His example suggests that America may be saved from fiscal ruin, not by politicians who trim their sails at every opportunity, but by lawmakers with stiff backbones and unwavering convictions.
In the health care debate, for instance, it was Coburn who co-sponsored (with the ubiquitous Paul Ryan in the House) the only significant conservative alternative to the Democratic bill. Their Patients’ Choice Act was arguably a more “extreme” proposal than the milquetoast reforms Republicans rallied around, but it was also a more serious proposal, with a real chance of reducing costs and expanding insurance.
Then came the financial reform debate, in which Republicans accused Democrats of perpetuating “too big to fail,” but offered counterproposals that often looked like business as usual for the financial industry. Coburn voted for an amendment proposed by two Democrats, Ohio’s Sherrod Brown and Delaware’s Ted Kaufman, that would have taken the “extreme” step of capping the size of America’s largest banks.
“Capitalism works as long as you don’t have monopolies,” Coburn told me last week. His ideological rigor enabled him to consider the possibility that what was branded as a left-wing idea might actually be better for free markets than another round of regulation.
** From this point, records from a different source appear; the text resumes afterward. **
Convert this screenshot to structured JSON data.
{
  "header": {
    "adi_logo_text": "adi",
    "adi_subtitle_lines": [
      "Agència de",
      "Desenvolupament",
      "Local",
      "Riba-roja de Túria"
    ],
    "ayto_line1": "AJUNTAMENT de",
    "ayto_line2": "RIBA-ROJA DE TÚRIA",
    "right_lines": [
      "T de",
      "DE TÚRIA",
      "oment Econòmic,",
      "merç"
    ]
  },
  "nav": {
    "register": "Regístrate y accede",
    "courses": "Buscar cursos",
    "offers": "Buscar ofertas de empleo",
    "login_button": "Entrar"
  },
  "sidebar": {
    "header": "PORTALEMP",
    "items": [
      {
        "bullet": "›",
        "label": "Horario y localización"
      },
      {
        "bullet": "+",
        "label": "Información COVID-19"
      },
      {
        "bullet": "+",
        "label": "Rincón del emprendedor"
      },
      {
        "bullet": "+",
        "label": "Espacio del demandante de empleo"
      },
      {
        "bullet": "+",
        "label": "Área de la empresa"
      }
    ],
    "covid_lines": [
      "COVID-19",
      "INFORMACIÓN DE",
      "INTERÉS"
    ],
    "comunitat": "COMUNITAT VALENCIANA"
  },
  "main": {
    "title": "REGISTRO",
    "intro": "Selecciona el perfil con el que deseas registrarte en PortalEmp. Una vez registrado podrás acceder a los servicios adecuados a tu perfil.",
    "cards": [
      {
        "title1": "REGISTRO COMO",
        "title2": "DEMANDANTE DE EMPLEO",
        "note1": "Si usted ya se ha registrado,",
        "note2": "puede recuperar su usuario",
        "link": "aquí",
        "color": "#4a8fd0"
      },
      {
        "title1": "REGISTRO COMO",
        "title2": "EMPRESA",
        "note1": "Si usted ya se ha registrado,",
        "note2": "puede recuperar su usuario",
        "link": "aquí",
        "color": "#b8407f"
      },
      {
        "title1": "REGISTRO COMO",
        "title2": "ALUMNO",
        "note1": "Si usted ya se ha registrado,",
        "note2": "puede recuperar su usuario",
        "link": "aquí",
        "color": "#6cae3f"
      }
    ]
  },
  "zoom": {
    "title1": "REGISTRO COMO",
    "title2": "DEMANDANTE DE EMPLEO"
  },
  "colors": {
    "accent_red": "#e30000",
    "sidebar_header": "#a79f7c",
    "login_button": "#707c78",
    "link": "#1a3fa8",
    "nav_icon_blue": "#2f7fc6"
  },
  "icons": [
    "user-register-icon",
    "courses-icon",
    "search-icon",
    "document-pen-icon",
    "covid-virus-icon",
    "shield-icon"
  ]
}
But Coburn’s most important vote was cast as a member of the White House’s deficit commission, when he chose actual fiscal conservatism over his party’s interest groups by voting to forward the panel’s recommendations to Congress for debate.
Interestingly, the Oklahoma senator was joined in his “yes” vote by the staunchly liberal Sen. Dick Durbin of Illinois. Asked about their unlikely convergence, Coburn said, “if you’re a hard-core liberal, and you want the government to do all these things that I would contend are outside the realm of the enumerated powers—well, if we’re bankrupt we’re certainly not going to be doing it to the level that we’re doing it today.”
It’s also possible that political moderates, because their convictions are thinner and their electoral positions more precarious, aren’t always the best people to forge bargains that require shared sacrifices.
The tax cut deal is a case in point. In a sense, it’s a triumph for the political middle. If it passes, it will do so with the votes of Democratic moderates, while the president’s liberal caucus howls in protest.
But the lamenting liberals will have a point. Absent a plan to stabilize America’s debt, the deal is a remarkable exercise in “moderate” irresponsibility. In essence, the President acceded to the Republicans’ desire to extend the current deficit-financed tax rates … in exchange for hundreds of billions more in deficit-financed spending and tax cuts. Everyone won—except the U.S. Treasury.
Or as Coburn put it on the Senate floor, , the bargain could easily become another example of how “both parties have laid a trap for future generations by our inaction, our laziness, our arrogance, and a crass desire for power.”